Jesus asks, “Do you realize what I have done for you?”
As we begin these holiest days of the year, it would be good for us to do just that: to realize what Jesus has done for us at the Last Supper.
The opening lines of the gospel set the scene.
First, Jesus knew that his hour had come, and second, he loved his own to the end.
He knew his hour had come, and he loved his own to the end.
In his darkest hour he did not abandon them.
Jesus is about to be betrayed.
He is about to be denied.
He is about to be crucified.
And faced with that coming reality, as that moment approaches when he is going to give the ultimate sacrifice, out of the love he has for his own, he answers with a gift.
He responds with the Eucharist.
He breaks the bread and says, “This is my body.”
He lifts the cup and says, “This is my blood.”
He offers himself to his disciples, to those who have given up everything to follow him.
Jesus is God. And he gives God to his followers.
And with the words, “Do this in remembrance of me,” he gives his apostles and their successors—bishops and priests—the mission to continually bring God to the world in this unique way.
So that no matter how weary we are, no matter how rejected we feel, no matter how lonely we might be, God is present.
We are nourished by Jesus’ Body and Blood. Because of Jesus, we can gather at this altar and receive Christ within us.
This is Jesus’ answer to his coming betrayal, denial, and crucifixion.
It’s an answer he’s been giving for his entire life, but it’s an answer so foreign to us that he has to keep explaining it and demonstrating it over and over again. That’s why we keep gathering Sunday after Sunday, year after year.

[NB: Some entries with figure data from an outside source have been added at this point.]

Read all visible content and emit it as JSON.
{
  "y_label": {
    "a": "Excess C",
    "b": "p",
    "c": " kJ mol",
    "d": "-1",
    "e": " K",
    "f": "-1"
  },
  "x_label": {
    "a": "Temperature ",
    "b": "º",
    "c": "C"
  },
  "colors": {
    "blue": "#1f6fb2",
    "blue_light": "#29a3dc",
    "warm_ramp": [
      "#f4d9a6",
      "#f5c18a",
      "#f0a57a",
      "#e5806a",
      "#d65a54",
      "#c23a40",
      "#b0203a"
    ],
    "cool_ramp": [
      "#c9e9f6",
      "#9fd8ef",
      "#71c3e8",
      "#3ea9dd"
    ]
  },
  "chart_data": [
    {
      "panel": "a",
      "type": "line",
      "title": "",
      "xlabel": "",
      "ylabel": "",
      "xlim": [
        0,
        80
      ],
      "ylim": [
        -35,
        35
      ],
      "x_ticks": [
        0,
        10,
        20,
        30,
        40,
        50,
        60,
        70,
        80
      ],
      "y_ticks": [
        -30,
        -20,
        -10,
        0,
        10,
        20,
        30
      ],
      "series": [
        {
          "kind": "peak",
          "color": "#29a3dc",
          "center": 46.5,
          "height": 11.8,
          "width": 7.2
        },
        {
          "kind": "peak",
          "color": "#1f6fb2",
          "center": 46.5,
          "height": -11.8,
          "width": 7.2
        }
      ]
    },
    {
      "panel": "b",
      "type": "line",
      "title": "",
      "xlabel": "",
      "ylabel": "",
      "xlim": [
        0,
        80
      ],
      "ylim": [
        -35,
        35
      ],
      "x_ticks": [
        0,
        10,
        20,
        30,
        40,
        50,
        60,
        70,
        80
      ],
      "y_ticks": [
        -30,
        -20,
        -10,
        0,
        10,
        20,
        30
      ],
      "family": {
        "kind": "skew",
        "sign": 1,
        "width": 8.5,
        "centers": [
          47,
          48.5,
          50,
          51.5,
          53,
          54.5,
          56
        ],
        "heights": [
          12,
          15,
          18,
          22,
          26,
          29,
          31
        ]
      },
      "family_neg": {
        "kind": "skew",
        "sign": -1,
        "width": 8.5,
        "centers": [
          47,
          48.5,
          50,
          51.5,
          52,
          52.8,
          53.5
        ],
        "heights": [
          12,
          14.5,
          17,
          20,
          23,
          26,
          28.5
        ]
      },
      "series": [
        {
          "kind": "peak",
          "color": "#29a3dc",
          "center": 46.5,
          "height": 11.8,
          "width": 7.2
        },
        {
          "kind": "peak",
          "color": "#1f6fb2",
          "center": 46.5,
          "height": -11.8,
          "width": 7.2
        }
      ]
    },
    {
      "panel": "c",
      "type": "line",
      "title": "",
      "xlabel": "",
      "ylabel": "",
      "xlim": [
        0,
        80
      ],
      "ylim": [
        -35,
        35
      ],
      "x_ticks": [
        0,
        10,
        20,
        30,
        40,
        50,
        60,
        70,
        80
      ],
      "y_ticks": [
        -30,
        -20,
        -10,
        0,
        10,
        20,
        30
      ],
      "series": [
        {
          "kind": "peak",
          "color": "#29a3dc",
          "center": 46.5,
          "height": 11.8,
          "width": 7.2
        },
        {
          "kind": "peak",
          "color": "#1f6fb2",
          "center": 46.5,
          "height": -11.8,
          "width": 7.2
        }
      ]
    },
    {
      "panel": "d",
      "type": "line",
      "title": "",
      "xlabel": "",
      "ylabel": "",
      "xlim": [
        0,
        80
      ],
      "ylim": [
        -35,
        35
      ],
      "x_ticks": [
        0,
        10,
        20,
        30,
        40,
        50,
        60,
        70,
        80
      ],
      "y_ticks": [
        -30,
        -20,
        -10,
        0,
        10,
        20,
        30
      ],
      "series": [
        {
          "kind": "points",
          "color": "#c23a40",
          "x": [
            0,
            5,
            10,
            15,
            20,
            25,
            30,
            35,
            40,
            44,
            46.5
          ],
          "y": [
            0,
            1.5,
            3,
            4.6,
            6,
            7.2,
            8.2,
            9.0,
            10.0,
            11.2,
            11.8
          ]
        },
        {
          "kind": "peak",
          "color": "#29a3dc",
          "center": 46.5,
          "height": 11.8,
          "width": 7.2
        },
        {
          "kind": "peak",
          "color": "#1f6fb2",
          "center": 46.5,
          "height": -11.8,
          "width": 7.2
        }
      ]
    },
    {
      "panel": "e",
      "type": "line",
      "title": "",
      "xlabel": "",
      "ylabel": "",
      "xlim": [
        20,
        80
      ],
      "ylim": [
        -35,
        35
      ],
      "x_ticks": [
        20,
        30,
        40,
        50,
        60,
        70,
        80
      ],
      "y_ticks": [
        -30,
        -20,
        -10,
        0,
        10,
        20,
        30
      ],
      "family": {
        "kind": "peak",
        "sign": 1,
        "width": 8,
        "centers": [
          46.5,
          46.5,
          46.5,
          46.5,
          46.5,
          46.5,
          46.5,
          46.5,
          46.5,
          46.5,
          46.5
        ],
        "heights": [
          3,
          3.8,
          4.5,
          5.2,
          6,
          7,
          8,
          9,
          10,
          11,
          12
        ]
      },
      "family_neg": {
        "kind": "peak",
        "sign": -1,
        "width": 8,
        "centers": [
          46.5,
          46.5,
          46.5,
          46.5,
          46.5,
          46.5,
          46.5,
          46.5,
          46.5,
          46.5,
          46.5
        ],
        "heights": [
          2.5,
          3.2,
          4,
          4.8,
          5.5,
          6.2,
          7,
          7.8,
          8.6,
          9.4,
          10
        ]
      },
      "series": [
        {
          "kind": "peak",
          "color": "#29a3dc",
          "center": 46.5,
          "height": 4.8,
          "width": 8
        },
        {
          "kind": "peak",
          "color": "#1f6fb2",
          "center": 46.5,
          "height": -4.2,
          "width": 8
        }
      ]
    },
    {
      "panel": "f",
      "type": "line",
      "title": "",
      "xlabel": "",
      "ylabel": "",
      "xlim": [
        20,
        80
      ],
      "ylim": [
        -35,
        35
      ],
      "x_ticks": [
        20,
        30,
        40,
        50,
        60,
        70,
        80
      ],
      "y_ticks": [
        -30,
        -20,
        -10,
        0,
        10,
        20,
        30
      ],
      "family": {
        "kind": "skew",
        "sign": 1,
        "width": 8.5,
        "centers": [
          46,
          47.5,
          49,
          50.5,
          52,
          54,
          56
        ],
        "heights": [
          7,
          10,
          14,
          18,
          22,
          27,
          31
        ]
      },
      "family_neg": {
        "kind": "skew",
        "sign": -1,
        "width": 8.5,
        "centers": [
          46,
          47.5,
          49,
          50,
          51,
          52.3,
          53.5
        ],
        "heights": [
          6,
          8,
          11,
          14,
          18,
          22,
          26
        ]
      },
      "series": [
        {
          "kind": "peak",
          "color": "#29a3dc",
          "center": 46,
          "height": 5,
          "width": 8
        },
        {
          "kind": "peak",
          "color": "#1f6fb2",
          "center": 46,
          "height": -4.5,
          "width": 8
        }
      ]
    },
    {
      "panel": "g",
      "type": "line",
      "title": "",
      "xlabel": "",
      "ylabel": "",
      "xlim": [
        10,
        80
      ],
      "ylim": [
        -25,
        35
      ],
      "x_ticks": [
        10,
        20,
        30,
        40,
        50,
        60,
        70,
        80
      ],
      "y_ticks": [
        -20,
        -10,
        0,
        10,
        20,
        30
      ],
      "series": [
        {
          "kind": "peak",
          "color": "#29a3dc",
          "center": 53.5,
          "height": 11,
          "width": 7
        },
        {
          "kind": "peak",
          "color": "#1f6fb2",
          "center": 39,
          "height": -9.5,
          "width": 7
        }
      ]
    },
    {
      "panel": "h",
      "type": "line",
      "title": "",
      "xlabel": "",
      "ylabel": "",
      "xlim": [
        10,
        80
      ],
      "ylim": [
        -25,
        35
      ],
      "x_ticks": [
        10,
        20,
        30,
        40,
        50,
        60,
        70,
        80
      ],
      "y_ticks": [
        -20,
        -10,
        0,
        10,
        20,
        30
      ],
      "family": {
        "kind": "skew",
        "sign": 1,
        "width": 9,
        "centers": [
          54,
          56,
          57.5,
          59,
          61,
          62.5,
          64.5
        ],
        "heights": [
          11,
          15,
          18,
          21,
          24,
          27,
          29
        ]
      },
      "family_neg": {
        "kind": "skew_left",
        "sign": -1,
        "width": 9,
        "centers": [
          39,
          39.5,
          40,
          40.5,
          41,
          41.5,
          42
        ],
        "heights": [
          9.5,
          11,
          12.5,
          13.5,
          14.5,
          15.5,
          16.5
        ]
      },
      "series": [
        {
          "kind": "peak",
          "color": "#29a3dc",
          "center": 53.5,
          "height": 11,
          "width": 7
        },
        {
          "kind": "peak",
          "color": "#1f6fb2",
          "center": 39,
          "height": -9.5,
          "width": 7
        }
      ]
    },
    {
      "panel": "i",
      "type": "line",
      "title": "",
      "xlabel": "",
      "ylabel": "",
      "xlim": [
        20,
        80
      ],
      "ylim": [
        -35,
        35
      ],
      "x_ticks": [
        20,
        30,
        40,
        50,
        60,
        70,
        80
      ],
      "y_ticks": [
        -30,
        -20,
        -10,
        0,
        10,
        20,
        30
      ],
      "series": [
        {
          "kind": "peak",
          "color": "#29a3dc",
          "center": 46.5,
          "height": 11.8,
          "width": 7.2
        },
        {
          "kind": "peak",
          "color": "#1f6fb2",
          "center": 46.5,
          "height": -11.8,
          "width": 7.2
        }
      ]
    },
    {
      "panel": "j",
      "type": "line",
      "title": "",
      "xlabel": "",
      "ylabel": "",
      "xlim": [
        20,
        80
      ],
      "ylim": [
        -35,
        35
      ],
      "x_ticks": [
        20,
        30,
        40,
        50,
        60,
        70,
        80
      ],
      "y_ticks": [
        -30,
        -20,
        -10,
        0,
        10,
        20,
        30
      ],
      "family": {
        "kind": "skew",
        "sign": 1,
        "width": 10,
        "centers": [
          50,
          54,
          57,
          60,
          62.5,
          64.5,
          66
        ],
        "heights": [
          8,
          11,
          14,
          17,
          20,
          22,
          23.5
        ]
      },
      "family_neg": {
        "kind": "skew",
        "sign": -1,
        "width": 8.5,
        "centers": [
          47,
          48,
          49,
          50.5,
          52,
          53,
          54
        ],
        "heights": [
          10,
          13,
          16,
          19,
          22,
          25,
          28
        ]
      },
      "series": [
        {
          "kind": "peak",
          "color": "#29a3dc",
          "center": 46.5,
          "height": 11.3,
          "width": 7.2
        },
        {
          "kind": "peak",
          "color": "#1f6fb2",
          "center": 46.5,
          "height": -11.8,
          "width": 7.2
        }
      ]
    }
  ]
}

It’s not that the answer is terribly difficult or complex, but that it’s so hard for us to accept. We don’t think it can possibly be true.
What we receive when we accept the Body and Blood of Christ is total, unconditional love and acceptance.
In a world where we are so often evaluated, rated, and ranked, it is hard for us to conceive of a God who doesn’t care about status or levels or position.
That’s why Peter reacts the way he does when Jesus get up the middle of supper.
He watches as Jesus takes off his outer garment, wraps a towel around himself, and begins to wash feet.
And Peter is shocked.
This is his Lord, this is the Messiah. The Messiah doesn’t wash feet.
The feet of the disciples weren’t merely covered in a fine dust that had settled on them from the road.
Their feet were grimy and caked with mud and whatever else was to be found on the crowded streets of Jerusalem, where animals roamed freely, where food was openly displayed and sold in the marketplace.
Their feet were filthy, and it’s the job of the lowest of the servants to wash them.
And Peter, who had begun to understand Jesus as the Lord, Jesus as the Messiah, his Messiah, the great leader who was just welcomed with palm branches by the people of Jerusalem, this great descendent of David, this kingly, lordly man, stoops to do the work of the lowest servant.
And Peter won’t have it. The Messiah won’t wash his feet.
But Jesus insists.
My feet? Peter asks.
Yes, your feet, Jesus answers. This is what I’ve been telling you all along.
This is who I am. This is who God is. God stoops to serve.
In receiving Jesus in the Eucharist, Peter receives the same Messiah who lowers himself to wash his dirty feet.
We, too, receive the Eucharist.
And we, too, on this Holy Thursday night are approached by Jesus.
We see Jesus take off his outer garments, wrap the towel around himself, and approach us.
And Jesus says to us, I’m here to wash your feet.
My feet? we ask.
Yes, your feet.
When we receive the Body of Christ at communion, this is what we are receiving—a Messiah who does not set himself above us, a servant who sees neither “Jew nor Greek, slave or free person, male or female.”
And that is who we are to become when we receive Christ in the Eucharist.
Jesus has given us a model, so that as he has done for us, we should also do.
The most important thing of all is that we help others, regardless of their position or ours.
In Christ, there are no positions, no levels, no inferiors or superiors. There are only brothers and sisters in need.
We receive communion so that nourished by Jesus’ Body and Blood, we can have the strength, not to stand tall, but to get down on our knees and help the poor, the forgotten, the oppressed.
Jesus shows us how to take off our outer garments of pride, and fear, and anger and put on the towel of mercy, the towel of compassion, the towel of forgiveness, the towel of love.
And to get down on our knees and help our neighbors with whatever they need, regardless of who they are.
Only to the extent that we imitate Jesus the servant can we really say that we realize what he has done for us.
Tonight, when we get down on our knees in adoration before the Blessed Sacrament, and when we look at the Body and Blood of Christ, it would be good for us to picture in our mind the faces of those who need us to wash their feet.
And when we leave here, may the final words of tonight’s gospel echo in our hearts long after this supper is finished: “I have given you a model, go now and do as I have done.”